Run the script from the same directory:

<CodeGroup>
  ```bash Run Python theme={null}
  python grounding.py
  ```

  ```bash Run TypeScript theme={null}
  npx tsx grounding.ts
  ```
</CodeGroup>

## 4. View Output

The script saves the following files to the `output` folder:

| File                             | Description                                                       |
| -------------------------------- | ----------------------------------------------------------------- |
| `pay-stub_parse_output.json`     | Full parse response, including all chunks and grounding data.     |
| `pay-stub_extract_output.json`   | Extraction results, including extracted values and reference IDs. |
| `pay-stub_grounding_output.json` | Extracted values and bounding box coordinates for each field.     |
| `employee_name.png`              | Cropped image of the chunk where the employee name was found.     |
| `gross_pay.png`                  | Cropped image of the chunk where the gross pay was found.         |

### Chunk Coordinates

Each entry in `pay-stub_grounding_output.json` includes the page number and bounding box coordinates.

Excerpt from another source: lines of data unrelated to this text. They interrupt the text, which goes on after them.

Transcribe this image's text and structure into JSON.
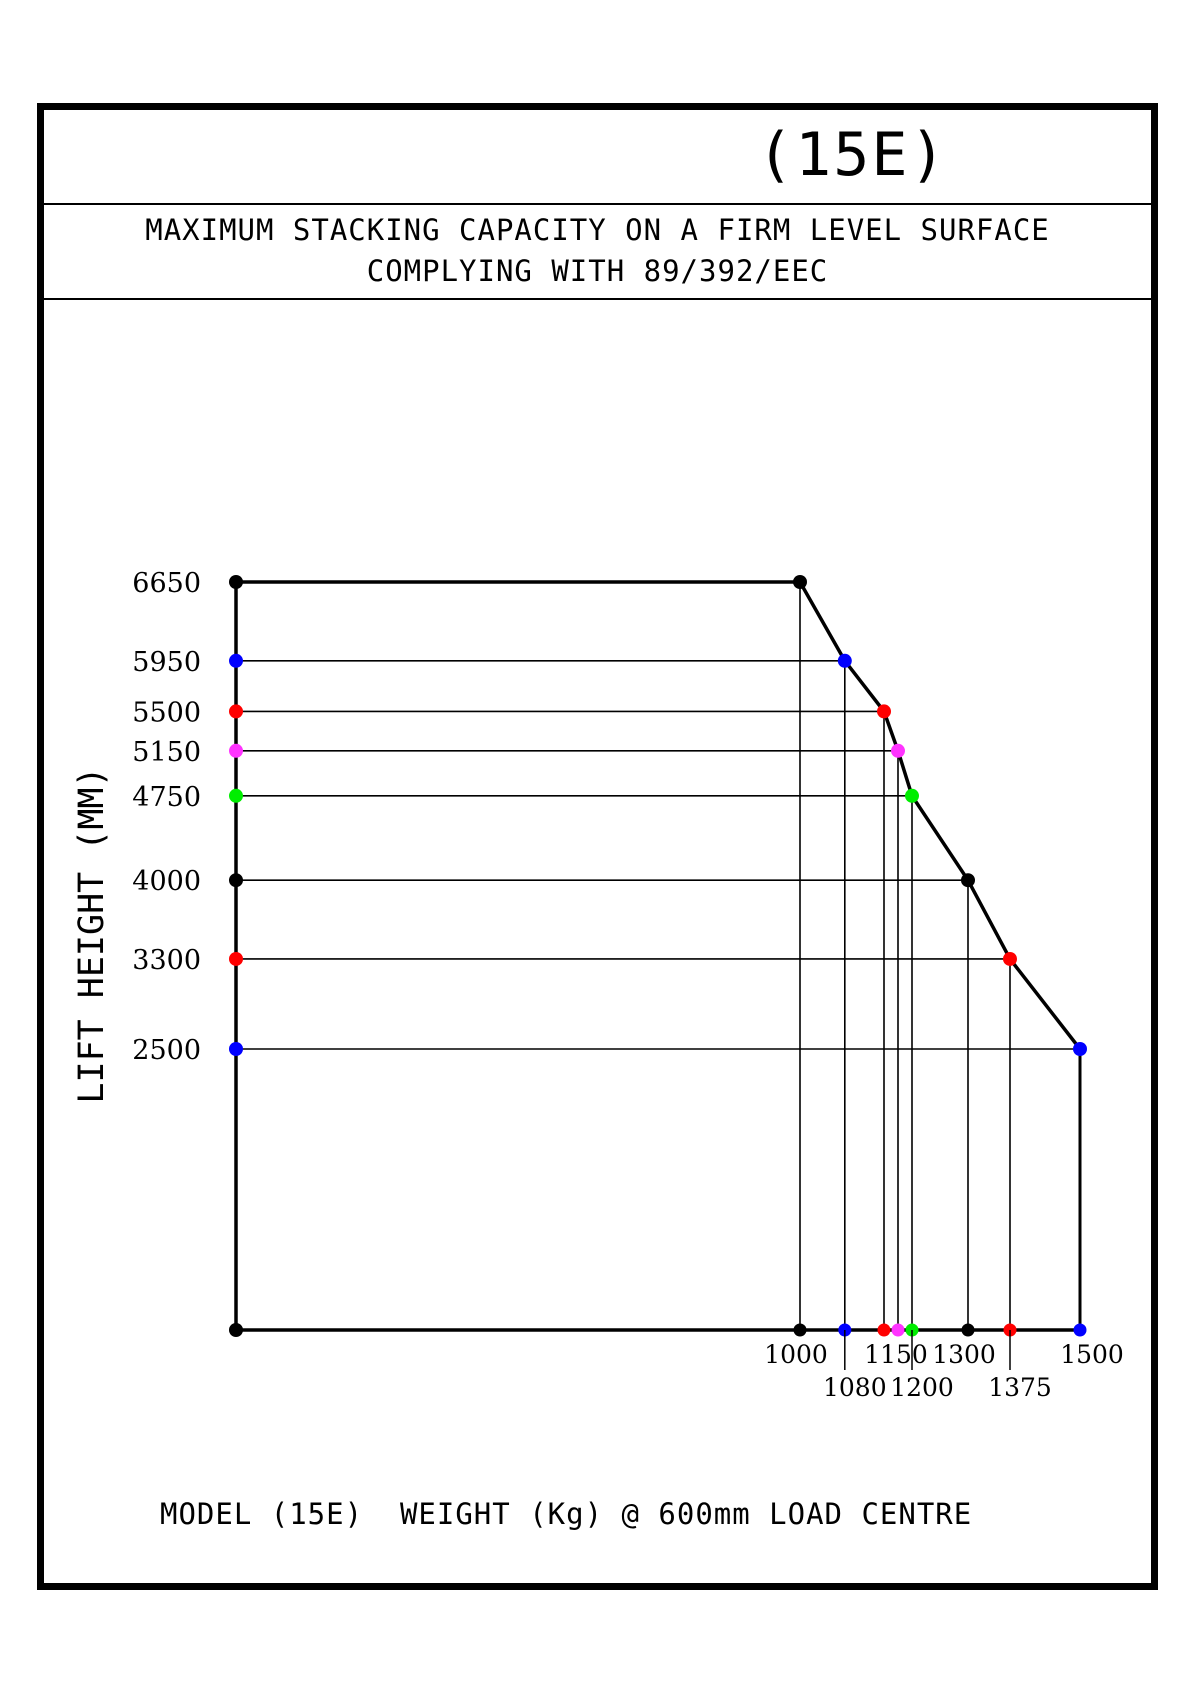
{
  "header": {
    "model_title": "(15E)",
    "subtitle_line1": "MAXIMUM STACKING CAPACITY ON A FIRM LEVEL SURFACE",
    "subtitle_line2": "COMPLYING WITH 89/392/EEC"
  },
  "footer": {
    "caption": "MODEL (15E)  WEIGHT (Kg) @ 600mm LOAD CENTRE"
  },
  "chart_data": {
    "type": "line",
    "title": "",
    "ylabel": "LIFT HEIGHT (MM)",
    "xlabel": "",
    "ylim": [
      0,
      6650
    ],
    "points": [
      {
        "x": 1000,
        "y": 6650,
        "x_label": "1000",
        "y_label": "6650",
        "color": "#000000"
      },
      {
        "x": 1080,
        "y": 5950,
        "x_label": "1080",
        "y_label": "5950",
        "color": "#0000ff"
      },
      {
        "x": 1150,
        "y": 5500,
        "x_label": "1150",
        "y_label": "5500",
        "color": "#ff0000"
      },
      {
        "x": 1175,
        "y": 5150,
        "x_label": "",
        "y_label": "5150",
        "color": "#ff33ff"
      },
      {
        "x": 1200,
        "y": 4750,
        "x_label": "1200",
        "y_label": "4750",
        "color": "#00ee00"
      },
      {
        "x": 1300,
        "y": 4000,
        "x_label": "1300",
        "y_label": "4000",
        "color": "#000000"
      },
      {
        "x": 1375,
        "y": 3300,
        "x_label": "1375",
        "y_label": "3300",
        "color": "#ff0000"
      },
      {
        "x": 1500,
        "y": 2500,
        "x_label": "1500",
        "y_label": "2500",
        "color": "#0000ff"
      }
    ]
  }
}
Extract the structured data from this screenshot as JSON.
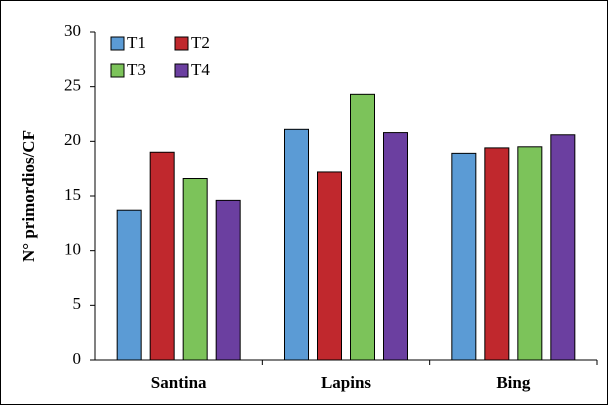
{
  "chart_data": {
    "type": "bar",
    "y_label": "N° primordios/CF",
    "categories": [
      "Santina",
      "Lapins",
      "Bing"
    ],
    "series": [
      {
        "name": "T1",
        "color": "#5b9bd5",
        "values": [
          13.7,
          21.1,
          18.9
        ]
      },
      {
        "name": "T2",
        "color": "#c0282d",
        "values": [
          19.0,
          17.2,
          19.4
        ]
      },
      {
        "name": "T3",
        "color": "#7cc35a",
        "values": [
          16.6,
          24.3,
          19.5
        ]
      },
      {
        "name": "T4",
        "color": "#6b3fa0",
        "values": [
          14.6,
          20.8,
          20.6
        ]
      }
    ],
    "ylim": [
      0,
      30
    ],
    "yticks": [
      0,
      5,
      10,
      15,
      20,
      25,
      30
    ],
    "legend": "upper left"
  }
}
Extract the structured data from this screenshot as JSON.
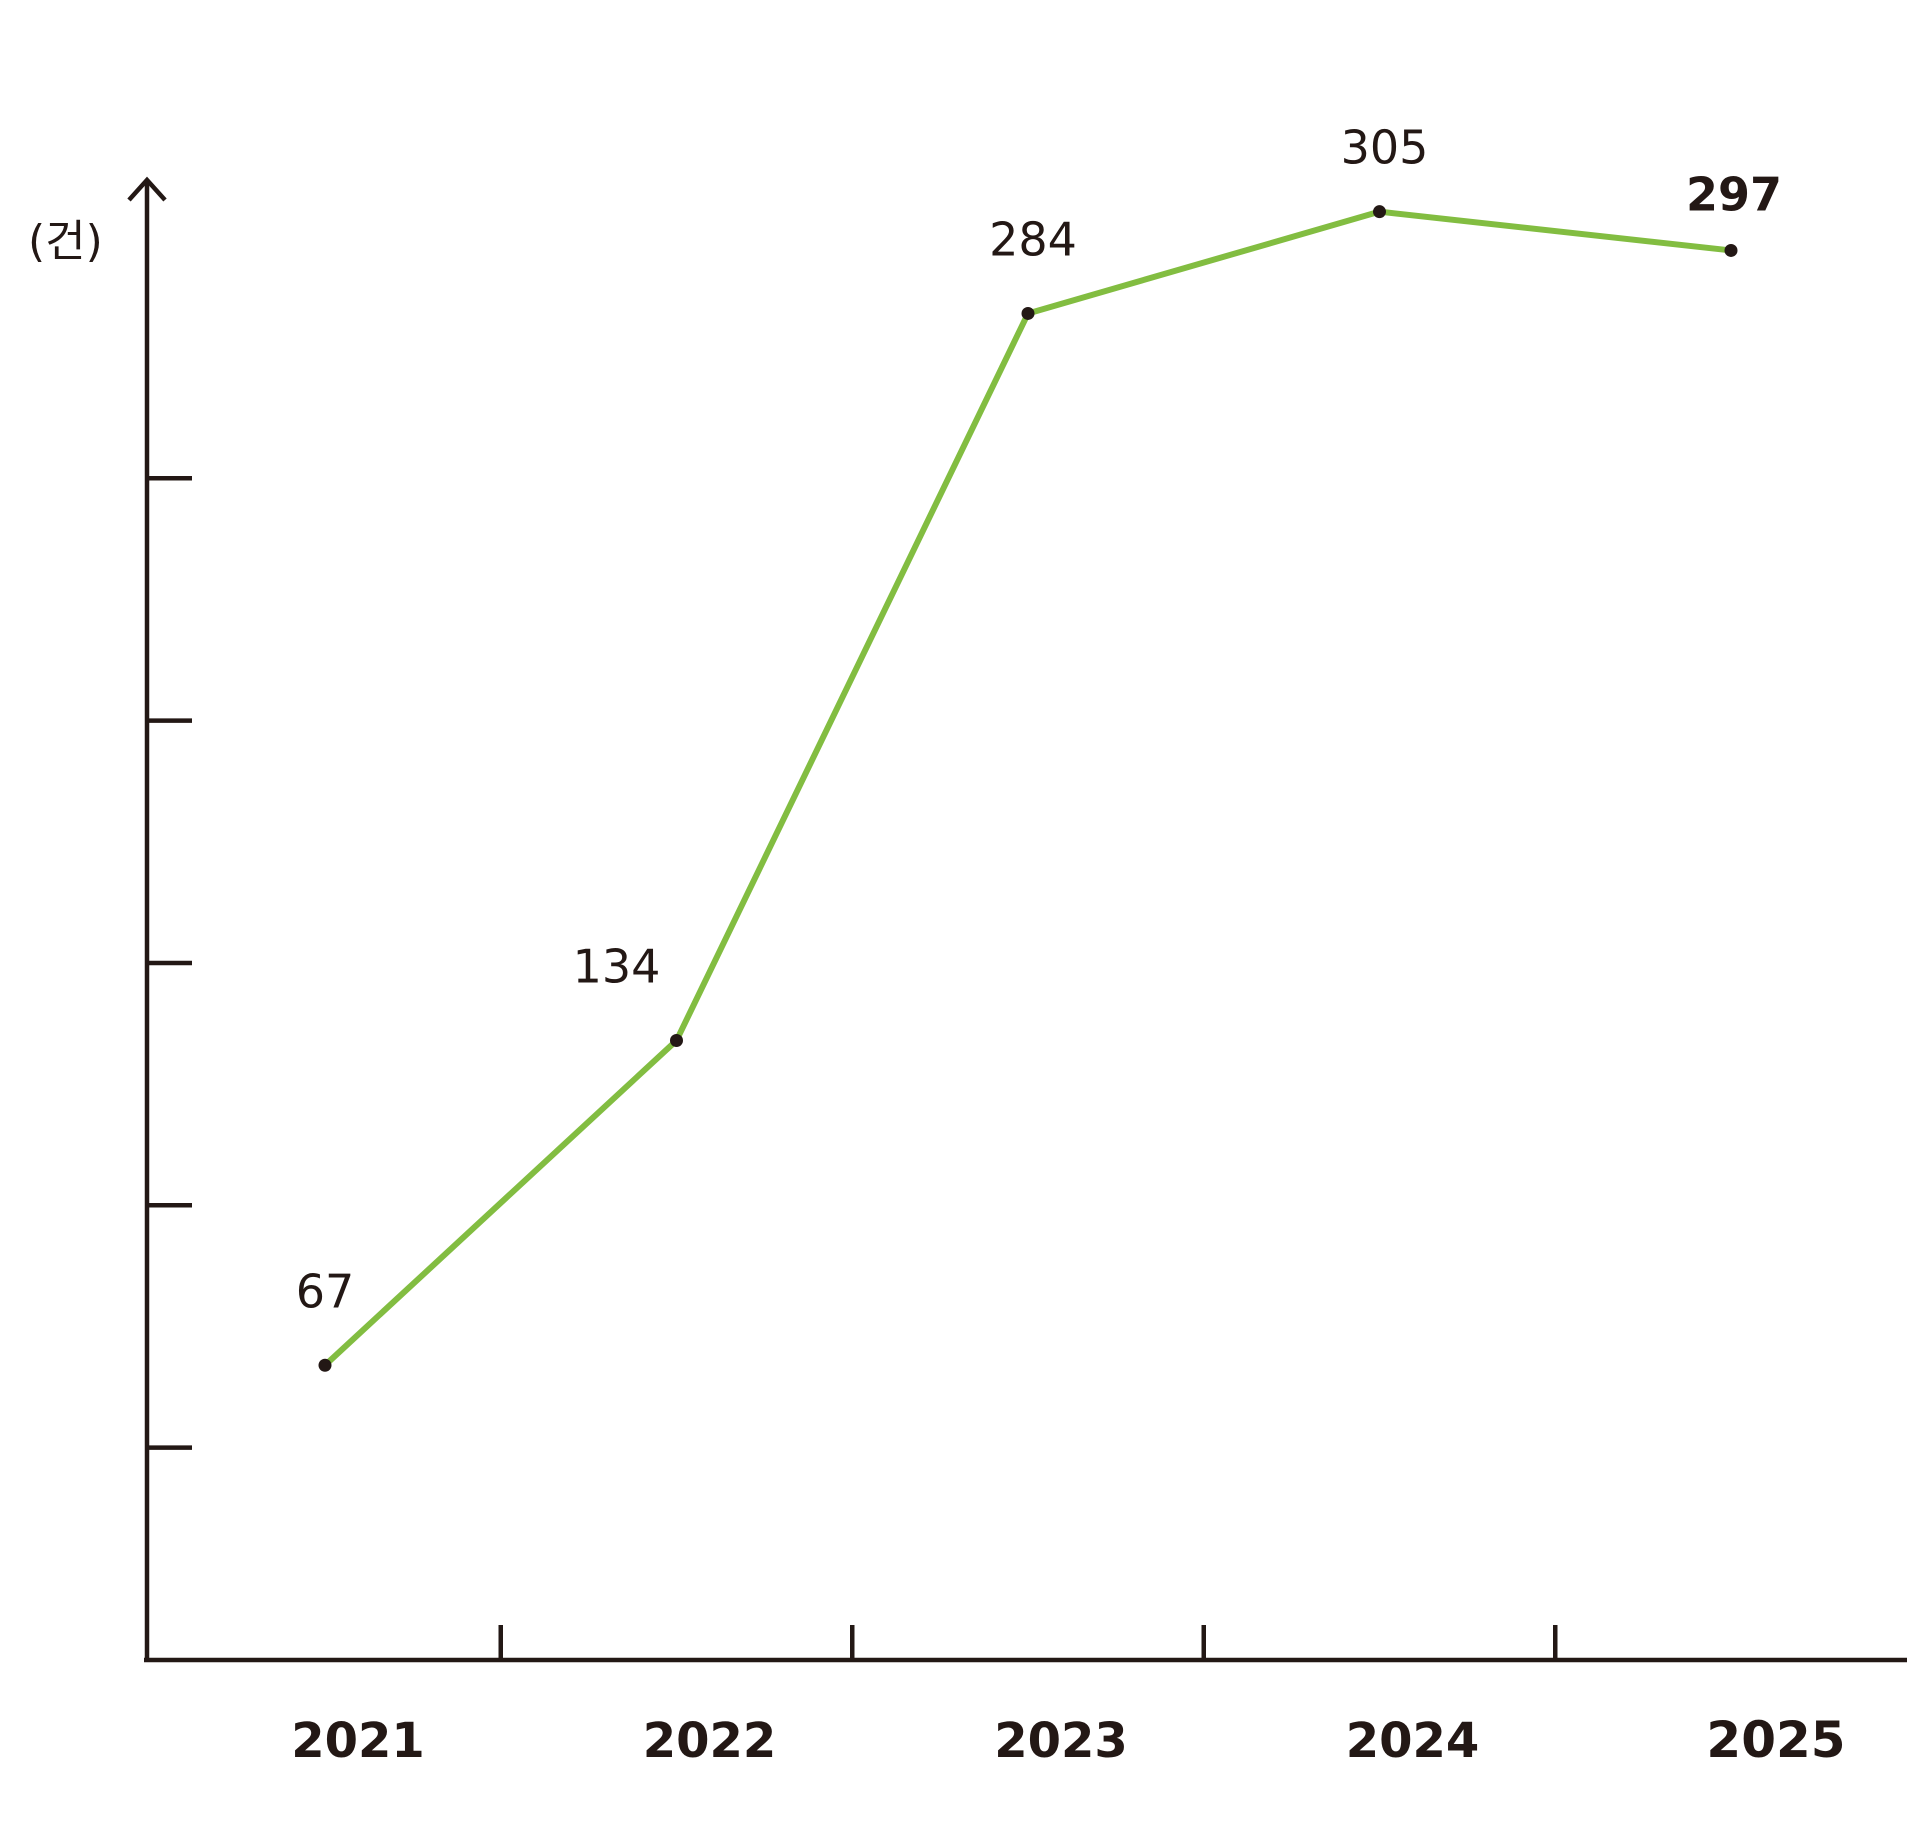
{
  "chart_data": {
    "type": "line",
    "categories": [
      "2021",
      "2022",
      "2023",
      "2024",
      "2025"
    ],
    "series": [
      {
        "values": [
          67,
          134,
          284,
          305,
          297
        ],
        "color": "#82bd41"
      }
    ],
    "data_labels": [
      "67",
      "134",
      "284",
      "305",
      "297"
    ],
    "ylabel": "(건)",
    "xlabel": "",
    "title": "",
    "ylim": [
      0,
      300
    ],
    "yticks": [
      50,
      100,
      150,
      200,
      250
    ],
    "y_tick_labels_shown": false,
    "grid": false,
    "legend": "none",
    "axis_color": "#231815",
    "point_color": "#231815"
  }
}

Coordinates are normalized values between 0 and 1, relative to the page dimensions:

```json theme={null}
{
  "employee_name": {
    "value": "JANE HARPER",
    "page": 0,
    "location": {
      "left": 0.08,
      "top": 0.785,
      "right": 0.933,
      "bottom": 0.837
    }
  },
  "gross_pay": {
    "value": 452.43,
    "page": 0,
    "location": {
      "left": 0.306,
      "top": 0.331,
      "right": 0.438,
      "bottom": 0.345
    }
  }
}
```

## Next Steps

Now that you have a working script, you can:

* Replace `pay-stub.pdf` with any document you want to parse and extract from.
* Modify the `schema` dictionary to extract different fields. For guidance, see [Extraction Schema (JSON)](./ade-extract-schema-json).
* Use the Playground to build and test a schema before adding it to your code. See [Schema Wizard](./ade-extract-playground).